Eight minutes later, we had maneuvered between slivers of islands, past a dock where three boats had been moored—boats now floating free, thanks to a sharp knife severing the mooring lines, moving slowly into the water of the channel. No one was getting off the island tonight. In the pitch-dark, we beached on the one small muddy shore not protected by gators fenced into a moat. Two airboats were moored there. Smoke and voices filtered through the mist, the fog making it hard to tell where they came from. The canines were staring at one airboat and the shore, nostrils flaring.

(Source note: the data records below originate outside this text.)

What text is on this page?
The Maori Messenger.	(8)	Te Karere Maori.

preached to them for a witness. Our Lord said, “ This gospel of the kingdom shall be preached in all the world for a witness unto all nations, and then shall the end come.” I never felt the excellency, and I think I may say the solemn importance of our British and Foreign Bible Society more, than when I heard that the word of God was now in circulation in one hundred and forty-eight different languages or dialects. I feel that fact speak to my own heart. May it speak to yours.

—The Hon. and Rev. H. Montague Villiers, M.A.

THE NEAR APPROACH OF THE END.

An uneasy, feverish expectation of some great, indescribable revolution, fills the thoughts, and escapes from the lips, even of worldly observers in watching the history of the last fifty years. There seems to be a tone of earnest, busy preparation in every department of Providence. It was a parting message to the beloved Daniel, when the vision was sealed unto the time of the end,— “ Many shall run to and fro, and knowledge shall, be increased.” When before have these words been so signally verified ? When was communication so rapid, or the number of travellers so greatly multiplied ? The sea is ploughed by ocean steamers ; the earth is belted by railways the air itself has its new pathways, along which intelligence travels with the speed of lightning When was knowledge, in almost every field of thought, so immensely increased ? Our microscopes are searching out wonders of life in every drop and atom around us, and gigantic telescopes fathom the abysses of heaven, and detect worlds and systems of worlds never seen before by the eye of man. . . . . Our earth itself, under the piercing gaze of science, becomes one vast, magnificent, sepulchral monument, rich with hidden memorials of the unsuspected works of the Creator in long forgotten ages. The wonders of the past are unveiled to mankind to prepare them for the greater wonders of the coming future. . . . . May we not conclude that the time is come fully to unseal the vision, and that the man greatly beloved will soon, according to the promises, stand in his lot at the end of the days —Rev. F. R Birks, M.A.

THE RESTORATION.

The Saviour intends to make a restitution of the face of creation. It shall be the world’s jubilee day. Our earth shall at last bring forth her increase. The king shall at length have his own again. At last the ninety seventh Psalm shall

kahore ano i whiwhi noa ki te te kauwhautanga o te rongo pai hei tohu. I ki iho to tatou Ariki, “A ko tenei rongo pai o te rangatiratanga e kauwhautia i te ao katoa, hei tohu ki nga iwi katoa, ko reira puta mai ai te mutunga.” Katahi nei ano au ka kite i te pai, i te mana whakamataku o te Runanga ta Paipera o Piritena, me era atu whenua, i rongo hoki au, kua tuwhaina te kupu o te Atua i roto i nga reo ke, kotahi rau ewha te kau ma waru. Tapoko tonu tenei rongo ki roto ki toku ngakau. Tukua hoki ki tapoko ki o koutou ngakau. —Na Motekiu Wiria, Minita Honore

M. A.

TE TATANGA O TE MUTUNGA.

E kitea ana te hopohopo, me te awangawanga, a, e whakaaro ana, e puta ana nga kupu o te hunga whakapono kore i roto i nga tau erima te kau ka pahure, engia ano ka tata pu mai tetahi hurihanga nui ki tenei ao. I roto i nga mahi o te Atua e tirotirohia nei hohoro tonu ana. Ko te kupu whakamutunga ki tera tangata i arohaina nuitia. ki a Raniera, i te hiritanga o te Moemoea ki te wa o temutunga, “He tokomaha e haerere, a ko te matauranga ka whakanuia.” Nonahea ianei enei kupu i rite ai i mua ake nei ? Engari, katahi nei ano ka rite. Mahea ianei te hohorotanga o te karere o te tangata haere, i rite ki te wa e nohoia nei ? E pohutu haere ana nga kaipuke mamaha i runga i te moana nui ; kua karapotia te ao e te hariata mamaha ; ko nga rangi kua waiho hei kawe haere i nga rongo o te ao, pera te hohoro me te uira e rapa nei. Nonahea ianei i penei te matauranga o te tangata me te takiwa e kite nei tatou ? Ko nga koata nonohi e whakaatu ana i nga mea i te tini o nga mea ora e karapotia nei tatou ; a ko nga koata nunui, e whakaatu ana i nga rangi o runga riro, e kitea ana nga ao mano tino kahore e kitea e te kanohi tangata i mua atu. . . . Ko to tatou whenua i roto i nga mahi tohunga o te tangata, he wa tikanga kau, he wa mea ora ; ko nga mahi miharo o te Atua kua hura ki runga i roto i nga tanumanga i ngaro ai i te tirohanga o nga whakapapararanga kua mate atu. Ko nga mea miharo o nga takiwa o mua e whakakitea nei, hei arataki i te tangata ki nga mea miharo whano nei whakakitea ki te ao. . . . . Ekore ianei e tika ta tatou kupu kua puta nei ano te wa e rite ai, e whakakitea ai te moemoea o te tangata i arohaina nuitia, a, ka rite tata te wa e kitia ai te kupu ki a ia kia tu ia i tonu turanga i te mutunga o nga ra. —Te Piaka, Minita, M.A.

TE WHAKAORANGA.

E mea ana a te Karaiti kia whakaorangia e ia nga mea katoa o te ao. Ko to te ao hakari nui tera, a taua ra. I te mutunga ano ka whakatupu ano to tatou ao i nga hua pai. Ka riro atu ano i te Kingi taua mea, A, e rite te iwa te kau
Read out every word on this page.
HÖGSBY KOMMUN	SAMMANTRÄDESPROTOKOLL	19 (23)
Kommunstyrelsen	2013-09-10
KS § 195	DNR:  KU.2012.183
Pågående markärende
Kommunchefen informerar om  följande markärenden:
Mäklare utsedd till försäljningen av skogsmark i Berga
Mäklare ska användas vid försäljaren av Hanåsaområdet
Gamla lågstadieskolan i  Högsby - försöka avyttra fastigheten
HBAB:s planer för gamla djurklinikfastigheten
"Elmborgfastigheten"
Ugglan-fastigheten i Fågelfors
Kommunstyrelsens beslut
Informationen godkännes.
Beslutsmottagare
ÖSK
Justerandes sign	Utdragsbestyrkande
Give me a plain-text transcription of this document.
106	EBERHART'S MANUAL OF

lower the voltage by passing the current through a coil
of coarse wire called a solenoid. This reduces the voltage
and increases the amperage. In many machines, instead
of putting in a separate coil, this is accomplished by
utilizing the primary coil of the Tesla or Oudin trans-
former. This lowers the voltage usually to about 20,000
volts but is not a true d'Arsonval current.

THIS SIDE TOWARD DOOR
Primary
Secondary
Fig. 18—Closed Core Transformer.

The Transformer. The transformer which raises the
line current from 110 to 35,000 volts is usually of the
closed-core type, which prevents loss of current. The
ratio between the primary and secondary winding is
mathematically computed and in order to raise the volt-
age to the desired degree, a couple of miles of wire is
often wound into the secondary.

Even in human form, I could smell the prisoners, the kidnapped women. We had the right place. I slipped from the raft and removed the keys from the other airboats and, after a moment’s hesitation, unhooked the gas lines from the motors.

 

“Sarge?” I whispered. “They might have nighttime vision equipment. They might have guns. Or we could be wrong and our target’s not here.” Sarge snorted, telling me the women were here, and so was John-Roy. “You and PP be careful.”

 

Sarge grunted and he and PP, still laden with weapons, leaped off the boat and moved into fog-filled shadows. I felt a tingle of magic on my skin that told me Sarge had started to change back into human form. I just hoped he’d brought clothes with him, and grinned at the thought of the war vet, attacking naked. It was my only grin of the day and it faded fast.

 

***

 

I checked my cell. My time was up. I drew a vamp-killer and a nine-mil, the metal dry and warm from contact with my body. Weapons to my sides, the blade held back against my forearm, steel handle in a steady grip, I walked toward the house. For the first time in my career, for the first time since I killed my father’s murderers, I was deliberately hunting humans.